Por Gil Alessi, publicado em El País –
STF concedeu ‘habeas corpus’ coletivo para presas grávidas ou com filhos em casos de crimes não violentos, mas só 38% das potenciais beneficiadas conseguiu ir para casa
Dos bebês gêmeos Diogo e Breno, de seis meses de idade, restou apenas um mordedor de plástico transparente. Luiza, 36, apertava o brinquedo contra o rosto enquanto chorava, deitada sozinha na cama de cimento dentro de sua cela na Penitenciária Feminina da Capital, no Carandiru, bairro da zona norte de São Paulo. Foi lá que ela deu à luz os bebês após ser presa por tráfico de drogas. Por seis meses mãe e filhos ficaram juntos as 24 horas do dia dentro da unidade. Terminado esse prazo foram separados, e os gêmeos felizmente foram entregues à avó materna: em alguns casos o destino de crianças nesta situação é a adoção.
“Minhas colegas da prisão falavam que eu precisava sair da cama, caminhar… Mas eu só conseguia pensar neles longe de mim, fiquei depressiva”, contou Luiza ao EL PAÍS em sua casa no Itaim Paulista, zona leste da capital. Foi só em agosto deste ano, após semanas de separação, que ela voltou para casa e pôde se reunir com os bebês novamente. Hoje eles estão com dez meses de idade. Ela foi beneficiada por um habeas corpus coletivo concedido pela 2ª Turma do Supremo Tribunal Federal em fevereiro para gestantes e mães de filhos com até 12 anos presas por crimes não violentos. A medida previa a conversão das penas de prisão em regime fechado para a prisão domiciliar. Mas o caso de Luiza, que após cumprir cinco anos de prisão pôde voltar a criar os filhos em casa, foi uma exceção. Segundo dados do Departamento Penitenciário Nacional (Depen), das 14.750 mulheres que poderiam ser beneficiárias do habeas corpus em todo o país, apenas 5.500 haviam sido liberadas até novembro —cerca de 37%.

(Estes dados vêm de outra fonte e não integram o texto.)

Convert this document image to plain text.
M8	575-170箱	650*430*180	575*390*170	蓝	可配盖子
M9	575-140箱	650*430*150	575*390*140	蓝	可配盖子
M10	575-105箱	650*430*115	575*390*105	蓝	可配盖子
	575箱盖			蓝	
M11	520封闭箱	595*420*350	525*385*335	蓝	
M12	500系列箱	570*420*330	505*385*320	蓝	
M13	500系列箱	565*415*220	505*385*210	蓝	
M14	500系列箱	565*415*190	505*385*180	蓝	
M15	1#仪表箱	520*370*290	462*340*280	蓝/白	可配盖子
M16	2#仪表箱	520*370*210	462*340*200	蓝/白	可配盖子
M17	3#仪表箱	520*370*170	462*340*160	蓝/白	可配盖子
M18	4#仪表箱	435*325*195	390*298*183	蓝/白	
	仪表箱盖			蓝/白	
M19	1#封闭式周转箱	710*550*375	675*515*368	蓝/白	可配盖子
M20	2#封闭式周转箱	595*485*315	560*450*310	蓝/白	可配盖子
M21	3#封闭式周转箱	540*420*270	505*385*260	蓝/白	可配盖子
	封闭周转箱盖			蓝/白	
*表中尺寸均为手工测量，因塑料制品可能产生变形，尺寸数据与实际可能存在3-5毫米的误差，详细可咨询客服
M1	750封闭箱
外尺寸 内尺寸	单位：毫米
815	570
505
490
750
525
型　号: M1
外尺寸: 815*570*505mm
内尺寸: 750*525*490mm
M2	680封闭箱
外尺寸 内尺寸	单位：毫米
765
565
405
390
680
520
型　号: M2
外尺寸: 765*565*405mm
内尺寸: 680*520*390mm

Em São Paulo, Estado que abriga a maioria das presas, foram protocolados 3.421 pedidos de soltura, mas apenas 1.334 foram aceitos pelo Judiciário local, de acordo com a Secretaria de Administração Penitenciária. Isso porque os juízes de primeira e segunda instância decidiriam adotar seus próprios critérios na concessão ou não do habeas corpus, algo incomum, tendo em vista que este dispositivo deve ser de cumprimento imediato —ainda mais quando concedido pelo STF. O EL PAÍS obteve 12 despachos assinados pelos magistrados paulistas para não autorizar a libertação das mães grávidas ou com filhos pequenos que contrariavam o que determinou o Supremo.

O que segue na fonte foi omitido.